Friday, January 24: Robert Lewis (UChicago)

Please join us this week for a meeting of the Language Variation & Change workshop, this Friday, January 24, at 3:30-5pm in Rosenwald 301. A light reception will follow.

The evidential system of Potawatomi
Robert Lewis, University of Chicago

This talk provides an overview of the evidential system in Potawatomi. I show that the evidential system of Potawatomi is scattered across three pieces of the grammar “rather than existing in paradigmatic opposition to one another” (Brugman & Macaulay 2015:224). These three pieces are two enclitics, the dubitative mode inflection and a set of particles.

Potawatomi has a hearsay evidential enclitic =me which marks that the evidence for the statement is hearsay. =me can also be used in questions and narratives. In questions, it can be used to mark that the speaker assumes that the listener is not able to (fully) answer the question. In narratives, it can be used with backgrounded sentences for setting or explanation to achieve a narrative evidential.

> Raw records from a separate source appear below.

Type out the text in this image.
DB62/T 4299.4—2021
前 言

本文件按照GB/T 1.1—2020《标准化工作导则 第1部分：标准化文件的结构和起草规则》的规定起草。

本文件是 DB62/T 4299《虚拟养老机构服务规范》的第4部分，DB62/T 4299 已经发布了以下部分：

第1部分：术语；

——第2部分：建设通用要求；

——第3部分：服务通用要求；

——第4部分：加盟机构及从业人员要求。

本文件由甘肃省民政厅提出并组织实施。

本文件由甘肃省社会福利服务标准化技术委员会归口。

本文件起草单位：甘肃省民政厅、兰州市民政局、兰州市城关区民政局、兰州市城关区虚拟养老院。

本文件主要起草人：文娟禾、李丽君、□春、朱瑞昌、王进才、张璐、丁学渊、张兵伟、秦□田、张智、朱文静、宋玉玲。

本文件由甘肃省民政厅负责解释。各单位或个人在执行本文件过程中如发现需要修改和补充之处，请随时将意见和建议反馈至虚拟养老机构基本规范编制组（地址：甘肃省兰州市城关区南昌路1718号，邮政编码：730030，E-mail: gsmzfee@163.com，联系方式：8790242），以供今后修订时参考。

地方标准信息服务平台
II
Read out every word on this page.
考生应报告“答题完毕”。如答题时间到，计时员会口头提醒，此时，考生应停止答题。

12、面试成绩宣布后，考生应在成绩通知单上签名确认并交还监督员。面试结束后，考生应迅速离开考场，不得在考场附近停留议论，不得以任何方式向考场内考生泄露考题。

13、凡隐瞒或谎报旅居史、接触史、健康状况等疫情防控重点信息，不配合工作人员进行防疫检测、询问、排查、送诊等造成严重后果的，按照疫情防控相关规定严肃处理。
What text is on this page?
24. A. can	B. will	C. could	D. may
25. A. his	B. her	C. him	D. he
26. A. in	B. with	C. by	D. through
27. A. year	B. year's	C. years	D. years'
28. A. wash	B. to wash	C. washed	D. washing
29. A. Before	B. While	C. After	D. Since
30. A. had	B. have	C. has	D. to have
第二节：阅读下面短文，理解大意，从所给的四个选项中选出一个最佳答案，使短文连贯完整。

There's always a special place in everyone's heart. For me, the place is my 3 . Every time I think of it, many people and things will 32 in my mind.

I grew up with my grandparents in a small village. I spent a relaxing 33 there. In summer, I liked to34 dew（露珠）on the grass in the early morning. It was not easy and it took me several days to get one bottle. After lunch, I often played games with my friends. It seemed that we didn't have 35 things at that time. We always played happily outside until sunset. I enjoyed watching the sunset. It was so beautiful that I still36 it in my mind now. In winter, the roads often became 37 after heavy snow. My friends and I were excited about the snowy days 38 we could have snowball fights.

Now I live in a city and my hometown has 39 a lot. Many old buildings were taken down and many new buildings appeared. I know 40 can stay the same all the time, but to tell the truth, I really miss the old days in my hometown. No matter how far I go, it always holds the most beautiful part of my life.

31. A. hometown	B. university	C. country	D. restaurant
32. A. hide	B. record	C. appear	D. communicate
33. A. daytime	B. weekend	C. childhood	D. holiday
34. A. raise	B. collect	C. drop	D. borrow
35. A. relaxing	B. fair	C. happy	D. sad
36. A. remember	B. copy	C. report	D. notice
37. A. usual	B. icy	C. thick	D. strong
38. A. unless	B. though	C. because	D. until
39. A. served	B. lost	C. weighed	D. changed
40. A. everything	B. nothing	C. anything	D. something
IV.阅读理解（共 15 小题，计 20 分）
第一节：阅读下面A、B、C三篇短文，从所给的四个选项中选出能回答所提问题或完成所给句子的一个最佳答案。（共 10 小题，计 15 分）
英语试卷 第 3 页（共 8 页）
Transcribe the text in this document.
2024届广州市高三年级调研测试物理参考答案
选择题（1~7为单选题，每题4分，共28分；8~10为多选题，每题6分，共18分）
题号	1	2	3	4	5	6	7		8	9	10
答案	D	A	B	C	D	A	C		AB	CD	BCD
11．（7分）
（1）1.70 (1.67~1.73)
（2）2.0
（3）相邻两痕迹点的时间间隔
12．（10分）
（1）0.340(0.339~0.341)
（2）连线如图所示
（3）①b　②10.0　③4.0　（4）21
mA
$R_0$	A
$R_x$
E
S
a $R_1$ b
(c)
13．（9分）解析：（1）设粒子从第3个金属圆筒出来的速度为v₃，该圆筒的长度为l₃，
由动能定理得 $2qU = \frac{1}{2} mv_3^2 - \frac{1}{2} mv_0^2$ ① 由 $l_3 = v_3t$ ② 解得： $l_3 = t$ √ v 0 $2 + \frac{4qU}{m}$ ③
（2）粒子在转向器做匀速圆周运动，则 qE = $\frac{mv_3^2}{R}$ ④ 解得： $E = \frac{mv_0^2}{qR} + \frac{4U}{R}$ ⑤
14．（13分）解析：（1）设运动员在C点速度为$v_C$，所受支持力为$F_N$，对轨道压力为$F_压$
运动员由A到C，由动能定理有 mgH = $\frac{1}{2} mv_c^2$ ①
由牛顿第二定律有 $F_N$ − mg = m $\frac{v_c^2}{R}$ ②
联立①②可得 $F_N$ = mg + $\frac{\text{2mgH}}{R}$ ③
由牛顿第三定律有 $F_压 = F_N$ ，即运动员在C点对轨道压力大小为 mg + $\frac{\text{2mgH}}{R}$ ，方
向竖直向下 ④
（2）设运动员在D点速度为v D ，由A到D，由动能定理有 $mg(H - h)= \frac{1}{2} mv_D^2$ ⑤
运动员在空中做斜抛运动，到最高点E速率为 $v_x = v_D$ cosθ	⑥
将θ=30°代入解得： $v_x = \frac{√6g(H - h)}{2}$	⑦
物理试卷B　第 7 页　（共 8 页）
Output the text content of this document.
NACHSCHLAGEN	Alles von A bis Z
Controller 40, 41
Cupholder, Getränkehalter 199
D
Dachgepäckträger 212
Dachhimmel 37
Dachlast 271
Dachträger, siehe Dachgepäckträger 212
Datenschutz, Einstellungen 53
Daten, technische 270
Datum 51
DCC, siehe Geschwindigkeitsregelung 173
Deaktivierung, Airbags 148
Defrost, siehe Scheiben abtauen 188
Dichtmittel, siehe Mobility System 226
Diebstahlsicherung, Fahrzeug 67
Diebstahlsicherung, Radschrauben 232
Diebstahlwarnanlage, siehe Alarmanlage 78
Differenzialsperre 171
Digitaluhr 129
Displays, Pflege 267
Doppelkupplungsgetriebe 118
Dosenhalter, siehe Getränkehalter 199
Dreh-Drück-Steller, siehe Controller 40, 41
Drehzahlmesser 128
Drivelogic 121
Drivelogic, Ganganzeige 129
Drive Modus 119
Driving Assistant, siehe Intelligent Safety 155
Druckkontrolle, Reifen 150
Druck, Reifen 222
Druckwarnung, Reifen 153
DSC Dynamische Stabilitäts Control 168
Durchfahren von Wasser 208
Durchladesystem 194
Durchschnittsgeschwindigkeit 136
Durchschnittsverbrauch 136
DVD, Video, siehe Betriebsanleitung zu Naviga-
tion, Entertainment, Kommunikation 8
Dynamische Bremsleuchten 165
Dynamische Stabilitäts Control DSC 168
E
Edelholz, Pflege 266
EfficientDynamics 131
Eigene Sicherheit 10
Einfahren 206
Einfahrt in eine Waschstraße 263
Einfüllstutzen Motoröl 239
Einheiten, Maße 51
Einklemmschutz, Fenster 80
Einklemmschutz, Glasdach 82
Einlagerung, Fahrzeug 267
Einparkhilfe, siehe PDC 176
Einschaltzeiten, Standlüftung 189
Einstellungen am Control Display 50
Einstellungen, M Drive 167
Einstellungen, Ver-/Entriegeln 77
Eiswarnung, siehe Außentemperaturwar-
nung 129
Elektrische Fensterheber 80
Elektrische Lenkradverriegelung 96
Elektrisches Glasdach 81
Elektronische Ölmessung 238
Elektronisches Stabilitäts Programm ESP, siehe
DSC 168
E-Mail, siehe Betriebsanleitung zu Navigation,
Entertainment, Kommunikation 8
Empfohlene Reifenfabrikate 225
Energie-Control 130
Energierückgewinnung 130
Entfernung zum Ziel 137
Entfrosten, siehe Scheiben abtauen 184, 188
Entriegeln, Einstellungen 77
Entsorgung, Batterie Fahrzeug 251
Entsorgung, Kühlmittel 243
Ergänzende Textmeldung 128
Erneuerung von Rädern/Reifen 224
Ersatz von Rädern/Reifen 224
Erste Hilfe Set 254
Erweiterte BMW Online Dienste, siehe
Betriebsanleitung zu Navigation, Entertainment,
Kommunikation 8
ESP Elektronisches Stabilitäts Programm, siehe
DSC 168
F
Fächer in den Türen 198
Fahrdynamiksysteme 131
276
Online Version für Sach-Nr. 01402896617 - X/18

Potawatomi also has a variety of ways to mark the extent of speaker certainty or epistemic assessment. The enclitic =ma is used to correct misunderstandings, mark mirativity and mark strong assertions. =ma is in a paradigmatic relationship with the hearsay evidential =me.

The dubitative mode has been claimed to have an evidential function in the past tense and an epistemic function in the present tense (Buszard 2003:25). Lockwood suggests that the dubitative mode only “appear[s] to be an evidential” (2017:114). However, my research finds that the dubitative mode exhibits both evidential and epistemic functions. Tense is not the deciding factor, though. Lockwood finds that the dubitative mode is scarcely used in Potawatomi. Evidentiality is now more often expressed with the particle yédek ‘maybe, I wonder, must be’ or nmej ‘I do not know, I wonder’ (Lockwood 2017:113-4). My research supports a shift of the dubitative mode from verbal inflection to independent particles; however, my research finds that nmej exhibits only epistemic functions while yédek exhibits both evidential and epistemic functions.

In the final part of this talk, I explore the contributions of =na to particles which express doubt, dubbed doubt particles by Fairbanks (2016). Doubt particles include nmej ‘I do not know, I wonder’, yédek ‘maybe, I wonder’, édgwén ‘I do not know’, gnebetth ‘maybe’, wégwéndek ‘I do not know’, mthi ’supposedly’ and danak ‘maybe’.